Study Population: Women beyond 20 weeks' gestation who gave birth between Mar. 7, 1940, and June 9, 2001, inclusive, at the Bella Coola General Hospital (BCGH).

Main Outcome Measures: Data collected included maternal age, date of delivery, mode of delivery (vaginal delivery v. cesarean section), whether an episiotomy was performed or not, if forceps or vacuum extraction were used, whether analgesia, sedation or anesthesia was used, and maternal mortality.

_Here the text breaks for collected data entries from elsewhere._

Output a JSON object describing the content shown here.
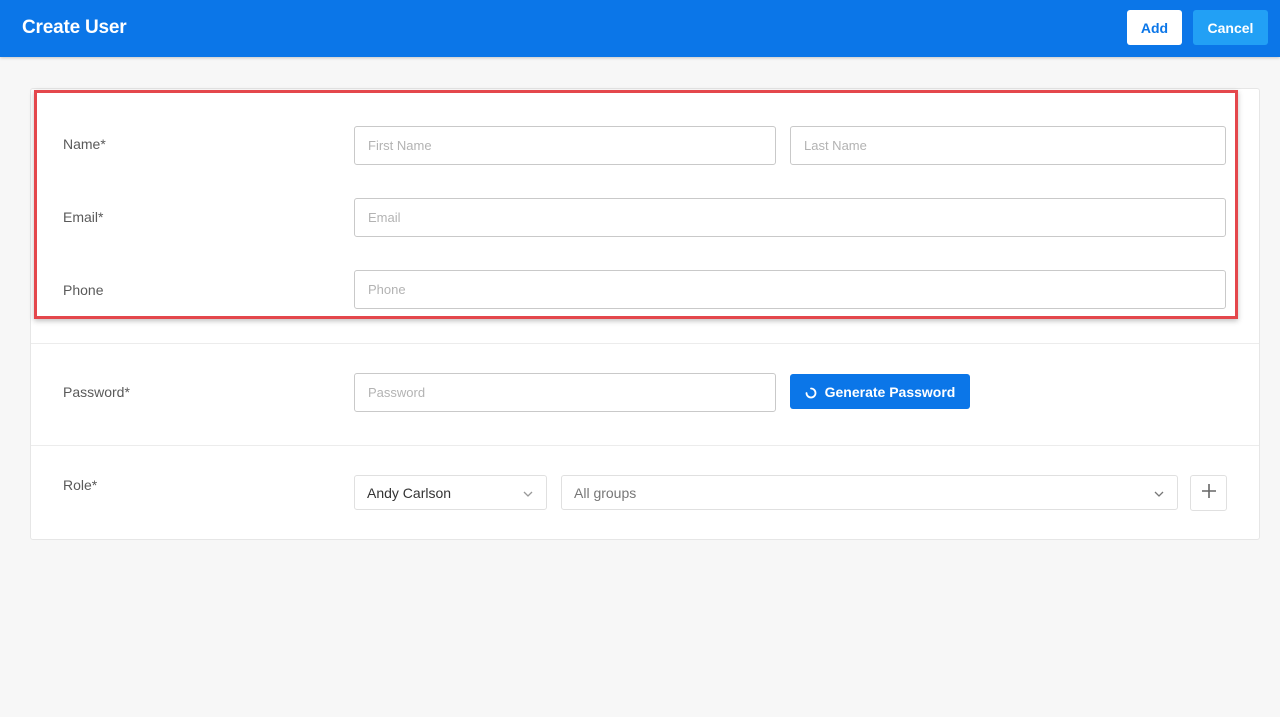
{
  "header": {
    "title": "Create User",
    "add_label": "Add",
    "cancel_label": "Cancel"
  },
  "form": {
    "name": {
      "label": "Name*",
      "first_placeholder": "First Name",
      "last_placeholder": "Last Name"
    },
    "email": {
      "label": "Email*",
      "placeholder": "Email"
    },
    "phone": {
      "label": "Phone",
      "placeholder": "Phone"
    },
    "password": {
      "label": "Password*",
      "placeholder": "Password",
      "generate_label": "Generate Password",
      "generate_icon": "refresh-icon"
    },
    "role": {
      "label": "Role*",
      "user_value": "Andy Carlson",
      "groups_value": "All groups",
      "add_icon": "plus-icon"
    }
  },
  "colors": {
    "primary": "#0b76e8",
    "cancel": "#22a0f5",
    "highlight": "#e4474c"
  }
}
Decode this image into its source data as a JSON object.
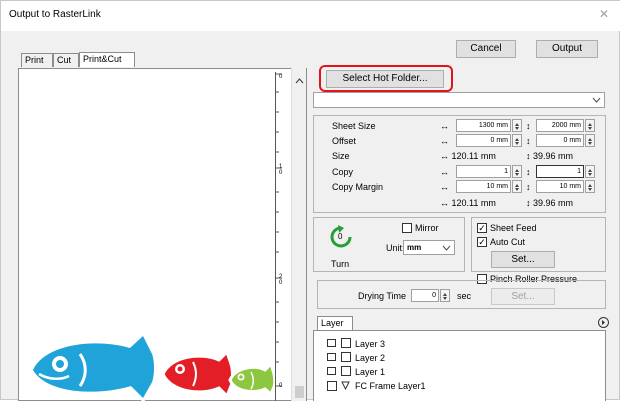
{
  "window": {
    "title": "Output to RasterLink",
    "close_glyph": "✕"
  },
  "toolbar": {
    "cancel_label": "Cancel",
    "output_label": "Output"
  },
  "tabs": [
    {
      "label": "Print",
      "active": false
    },
    {
      "label": "Cut",
      "active": false
    },
    {
      "label": "Print&Cut",
      "active": true
    }
  ],
  "ruler_labels": [
    "0",
    "10",
    "20",
    "0"
  ],
  "hot_folder": {
    "button_label": "Select Hot Folder...",
    "dropdown_value": ""
  },
  "size": {
    "sheet_label": "Sheet Size",
    "sheet_w": "1300 mm",
    "sheet_h": "2000 mm",
    "offset_label": "Offset",
    "offset_x": "0 mm",
    "offset_y": "0 mm",
    "size_label": "Size",
    "size_w": "↔ 120.11 mm",
    "size_h": "↕ 39.96 mm",
    "copy_label": "Copy",
    "copy_x": "1",
    "copy_y": "1",
    "margin_label": "Copy Margin",
    "margin_x": "10 mm",
    "margin_y": "10 mm",
    "total_w": "↔ 120.11 mm",
    "total_h": "↕ 39.96 mm",
    "arrow_h": "↔",
    "arrow_v": "↕"
  },
  "orientation": {
    "rotation_value": "0",
    "turn_label": "Turn",
    "mirror_label": "Mirror",
    "unit_label": "Unit:",
    "unit_value": "mm",
    "mirror_checked": false
  },
  "cut_options": {
    "sheet_feed_label": "Sheet Feed",
    "sheet_feed_checked": true,
    "auto_cut_label": "Auto Cut",
    "auto_cut_checked": true,
    "set_label": "Set...",
    "pinch_label": "Pinch Roller Pressure",
    "pinch_checked": false,
    "set2_label": "Set..."
  },
  "drying": {
    "label": "Drying Time",
    "value": "0",
    "unit": "sec"
  },
  "layers": {
    "tab_label": "Layer",
    "items": [
      {
        "label": "Layer 3",
        "checked": false
      },
      {
        "label": "Layer 2",
        "checked": false
      },
      {
        "label": "Layer 1",
        "checked": false
      },
      {
        "label": "FC Frame Layer1",
        "checked": false
      }
    ]
  },
  "colors": {
    "fish_blue": "#1fa3d8",
    "fish_red": "#e41e26",
    "fish_green": "#8dc63f",
    "highlight": "#e0141b"
  }
}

Results: There were 2373 deliveries, including 12 sets of twins. There were no maternal mortalities. Cesarean sections were not routinely performed until the 1970s. Since then, there has been an increase in cesarean section rates to 11% of all deliveries in the 1990s. In the 1940s 28% of deliveries involved an episiotomy. This increased to 47% in the 1970s and was followed by a sharp decline to 4% in the 1990s. There was an increase, followed by a more gradual decrease in the use of forceps, and there was a recent increase in the use of vacuum extraction. The changes in procedure rates appear to reflect best practice guidelines of the times. In the case of episiotomies, the data suggest rural physicians are capable of rapid incorporation of recent recommendations. Rates for all procedures tended to be lower than those reported elsewhere in Canada and the United States. Narcotics, sedatives, inhalation agents and regional anesthetics were used to relieve the pain of labour and delivery throughout the study period.

Conclusions: Women giving birth in the low technology environment of the BCGH experienced relatively low obstetric procedural rates with excellent maternal outcomes.